= Albert and Ebenezer Fox =

19th-century English poachers

The Fox Twins as brick hod carriers

Albert Ebenezer Fox (1857 – 20 May 1937) and Ebenezer Albert Fox (1857 – 2 October 1926) were infamous English poachers who lived in Stevenage in the late 19th and early 20th centuries. They were identical twins and were also known as the Twin Foxes.

== Biography ==
They were born in 1857 in Symonds Green and named after the Ebenezer Chapel (Baptist Church) on Albert Street, of which their father, Henry Fox, was a devout supporter. Their mother, Charlotte Fox, was a straw-plait worker and their father farmed 10 acre of land.

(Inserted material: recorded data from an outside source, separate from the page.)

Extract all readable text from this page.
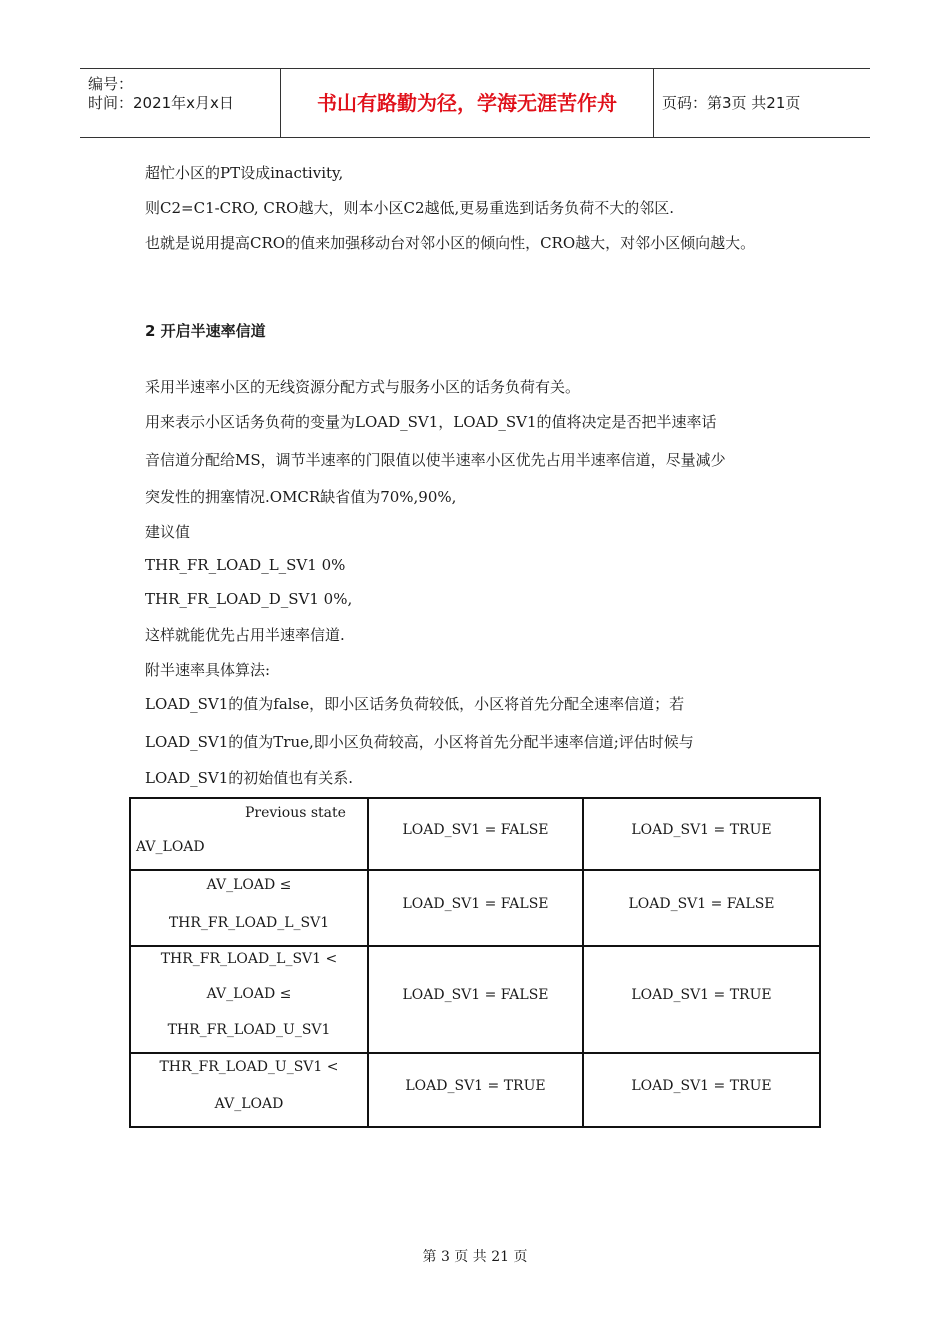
编号：
时间：2021年x月x日	书山有路勤为径，学海无涯苦作舟	页码：第3页 共21页
超忙小区的PT设成inactivity,
则C2=C1-CRO, CRO越大，则本小区C2越低,更易重选到话务负荷不大的邻区.
也就是说用提高CRO的值来加强移动台对邻小区的倾向性，CRO越大，对邻小区倾向越大。
2 开启半速率信道
采用半速率小区的无线资源分配方式与服务小区的话务负荷有关。
用来表示小区话务负荷的变量为LOAD_SV1，LOAD_SV1的值将决定是否把半速率话
音信道分配给MS，调节半速率的门限值以使半速率小区优先占用半速率信道，尽量减少
突发性的拥塞情况.OMCR缺省值为70%,90%,
建议值
THR_FR_LOAD_L_SV1 0%
THR_FR_LOAD_D_SV1 0%,
这样就能优先占用半速率信道.
附半速率具体算法:
LOAD_SV1的值为false，即小区话务负荷较低，小区将首先分配全速率信道；若
LOAD_SV1的值为True,即小区负荷较高，小区将首先分配半速率信道;评估时候与
LOAD_SV1的初始值也有关系.
Previous state
AV_LOAD
LOAD_SV1 = FALSE	LOAD_SV1 = TRUE
AV_LOAD ≤
THR_FR_LOAD_L_SV1
LOAD_SV1 = FALSE	LOAD_SV1 = FALSE
THR_FR_LOAD_L_SV1 <
AV_LOAD ≤
THR_FR_LOAD_U_SV1
LOAD_SV1 = FALSE	LOAD_SV1 = TRUE
THR_FR_LOAD_U_SV1 <
AV_LOAD
LOAD_SV1 = TRUE	LOAD_SV1 = TRUE
第 3 页 共 21 页
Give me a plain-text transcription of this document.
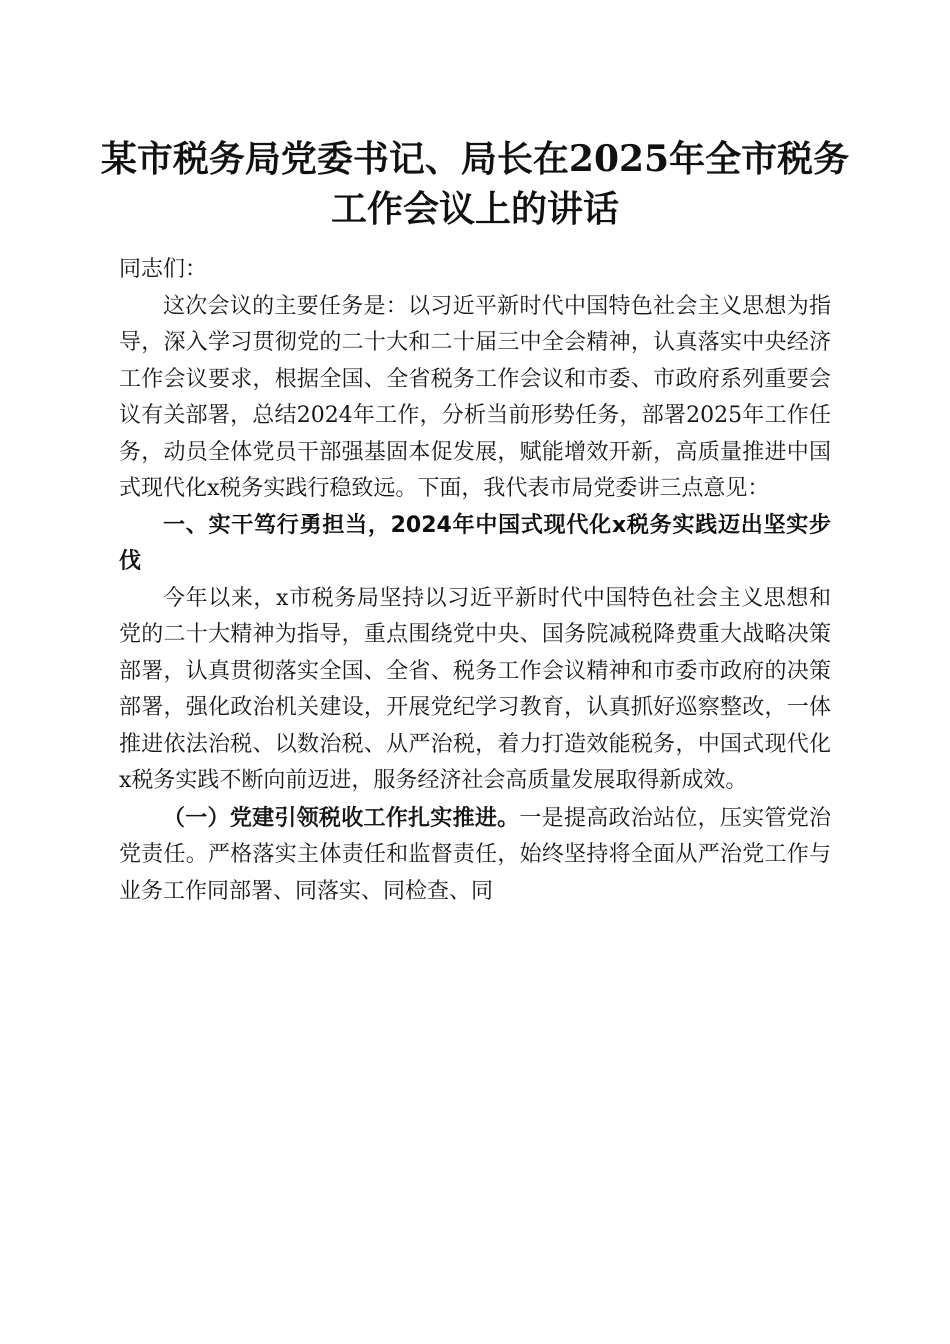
某市税务局党委书记、局长在2025年全市税务工作会议上的讲话

同志们：

这次会议的主要任务是：以习近平新时代中国特色社会主义思想为指导，深入学习贯彻党的二十大和二十届三中全会精神，认真落实中央经济工作会议要求，根据全国、全省税务工作会议和市委、市政府系列重要会议有关部署，总结2024年工作，分析当前形势任务，部署2025年工作任务，动员全体党员干部强基固本促发展，赋能增效开新，高质量推进中国式现代化x税务实践行稳致远。下面，我代表市局党委讲三点意见：

一、实干笃行勇担当，2024年中国式现代化x税务实践迈出坚实步伐

今年以来，x市税务局坚持以习近平新时代中国特色社会主义思想和党的二十大精神为指导，重点围绕党中央、国务院减税降费重大战略决策部署，认真贯彻落实全国、全省、税务工作会议精神和市委市政府的决策部署，强化政治机关建设，开展党纪学习教育，认真抓好巡察整改，一体推进依法治税、以数治税、从严治税，着力打造效能税务，中国式现代化x税务实践不断向前迈进，服务经济社会高质量发展取得新成效。

（一）党建引领税收工作扎实推进。一是提高政治站位，压实管党治党责任。严格落实主体责任和监督责任，始终坚持将全面从严治党工作与业务工作同部署、同落实、同检查、同
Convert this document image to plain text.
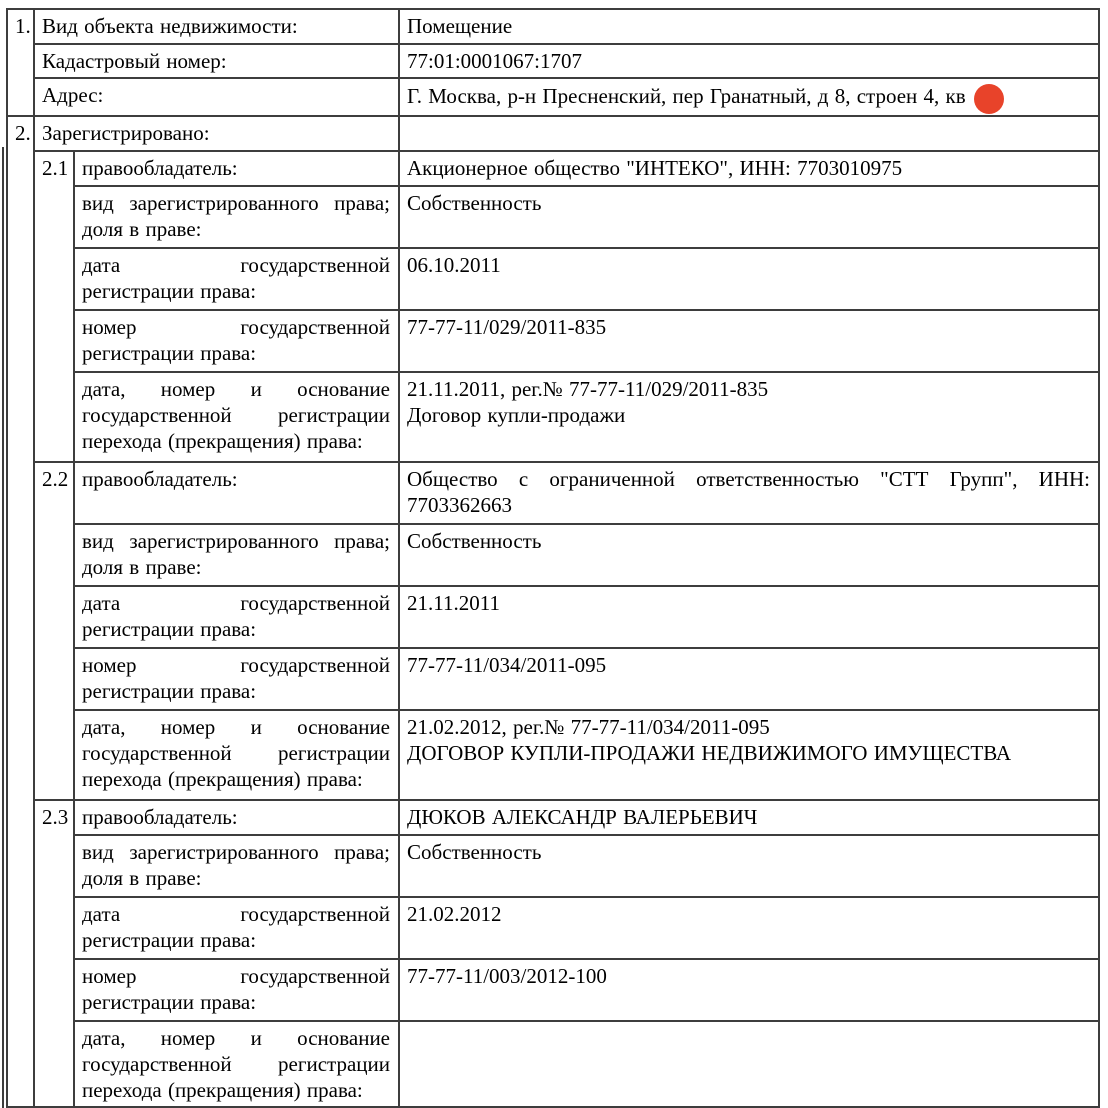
1.	Вид объекта недвижимости:		Помещение
	Кадастровый номер:		77:01:0001067:1707
	Адрес:		Г. Москва, р-н Пресненский, пер Гранатный, д 8, строен 4, кв
2.	Зарегистрировано:		
	2.1	правообладатель:	Акционерное общество "ИНТЕКО", ИНН: 7703010975
		вид зарегистрированного права; доля в праве:	Собственность
		дата государственной регистрации права:	06.10.2011
		номер государственной регистрации права:	77-77-11/029/2011-835
		дата, номер и основание государственной регистрации перехода (прекращения) права:	21.11.2011, рег.№ 77-77-11/029/2011-835
Договор купли-продажи

	2.2	правообладатель:	Общество с ограниченной ответственностью "СТТ Групп", ИНН: 7703362663
		вид зарегистрированного права; доля в праве:	Собственность
		дата государственной регистрации права:	21.11.2011
		номер государственной регистрации права:	77-77-11/034/2011-095
		дата, номер и основание государственной регистрации перехода (прекращения) права:	21.02.2012, рег.№ 77-77-11/034/2011-095
ДОГОВОР КУПЛИ-ПРОДАЖИ НЕДВИЖИМОГО ИМУЩЕСТВА

	2.3	правообладатель:	ДЮКОВ АЛЕКСАНДР ВАЛЕРЬЕВИЧ
		вид зарегистрированного права; доля в праве:	Собственность
		дата государственной регистрации права:	21.02.2012
		номер государственной регистрации права:	77-77-11/003/2012-100
		дата, номер и основание государственной регистрации перехода (прекращения) права:	
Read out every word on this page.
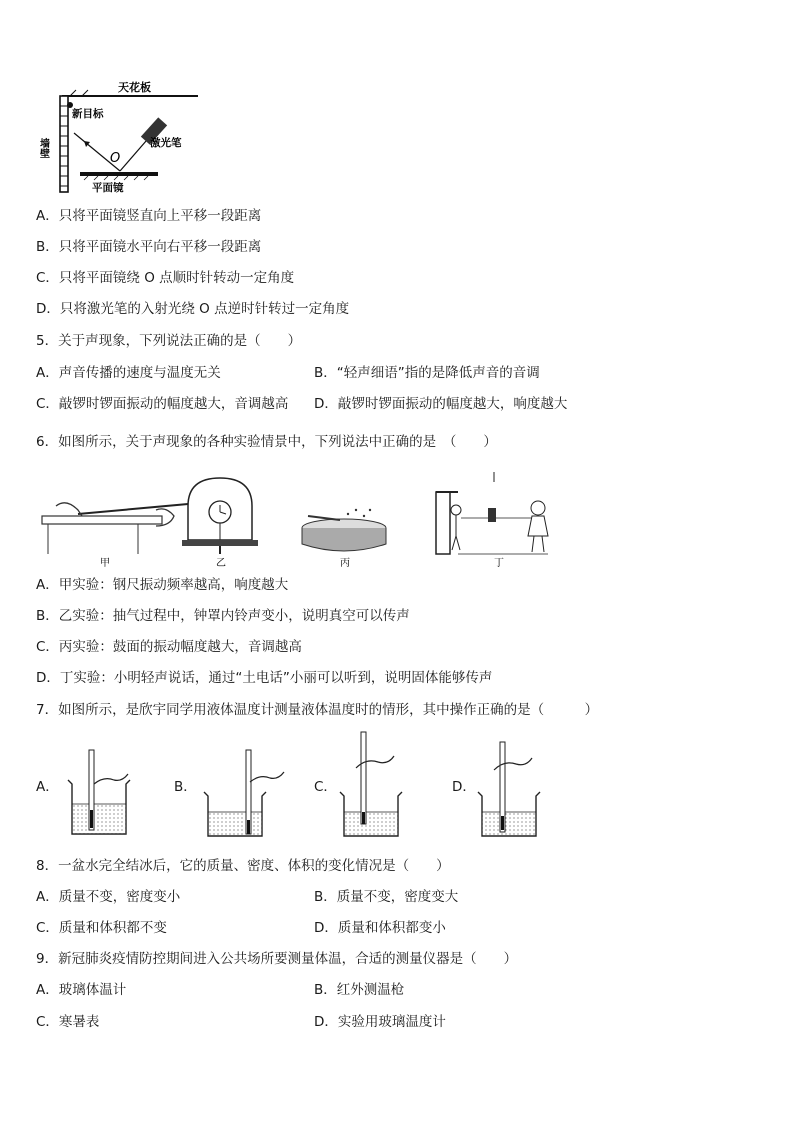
天花板
墙壁
新目标
平面镜
O
激光笔
A．只将平面镜竖直向上平移一段距离
B．只将平面镜水平向右平移一段距离
C．只将平面镜绕 O 点顺时针转动一定角度
D．只将激光笔的入射光绕 O 点逆时针转过一定角度
5．关于声现象，下列说法正确的是（　　）
A．声音传播的速度与温度无关	B．“轻声细语”指的是降低声音的音调
C．敲锣时锣面振动的幅度越大，音调越高 D．敲锣时锣面振动的幅度越大，响度越大
6．如图所示，关于声现象的各种实验情景中，下列说法中正确的是　（　　）
甲	乙	丙	丁
A．甲实验：钢尺振动频率越高，响度越大
B．乙实验：抽气过程中，钟罩内铃声变小，说明真空可以传声
C．丙实验：鼓面的振动幅度越大，音调越高
D．丁实验：小明轻声说话，通过“土电话”小丽可以听到，说明固体能够传声
7．如图所示，是欣宇同学用液体温度计测量液体温度时的情形，其中操作正确的是（　　　）
A．	B．	C．	D．
8．一盆水完全结冰后，它的质量、密度、体积的变化情况是（　　）
A．质量不变，密度变小	B．质量不变，密度变大
C．质量和体积都不变	D．质量和体积都变小
9．新冠肺炎疫情防控期间进入公共场所要测量体温，合适的测量仪器是（　　）
A．玻璃体温计	B．红外测温枪
C．寒暑表	D．实验用玻璃温度计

Despite their respectable background, the twins turned to a life of crime. They made sure never to go poaching together, and often escaped their frequent encounters with the constabulary by providing alibis for each other. Despite this, they did spend time in prison where they attracted the attention of Sir Edward Henry who used twins, including the Foxes, to prove that an individual could be identified by his fingerprints. Their crimes made national and international news.

Both twins ended their days in Chalkdell House (the Poor Law Union workhouse) in Hitchin. Ebenezer died on 2 October 1926, aged 68, and Albert died on 20 May 1937, aged 79. Both are buried in the churchyard of St Nicholas' Church, Stevenage.

== Legacy ==
In 1952, the Twin Foxes public house, named after the brothers, opened in the Bedwell area of Stevenage. It closed in 2012.

More recently in 1998, an estate of 59 properties in Woolmer Green, the other side of Knebworth from Stevenage was named Twin Foxes after Albert and Ebenezer Fox. Busts of both men rest on top of pillars at the entrance to the estate with years of birth and death.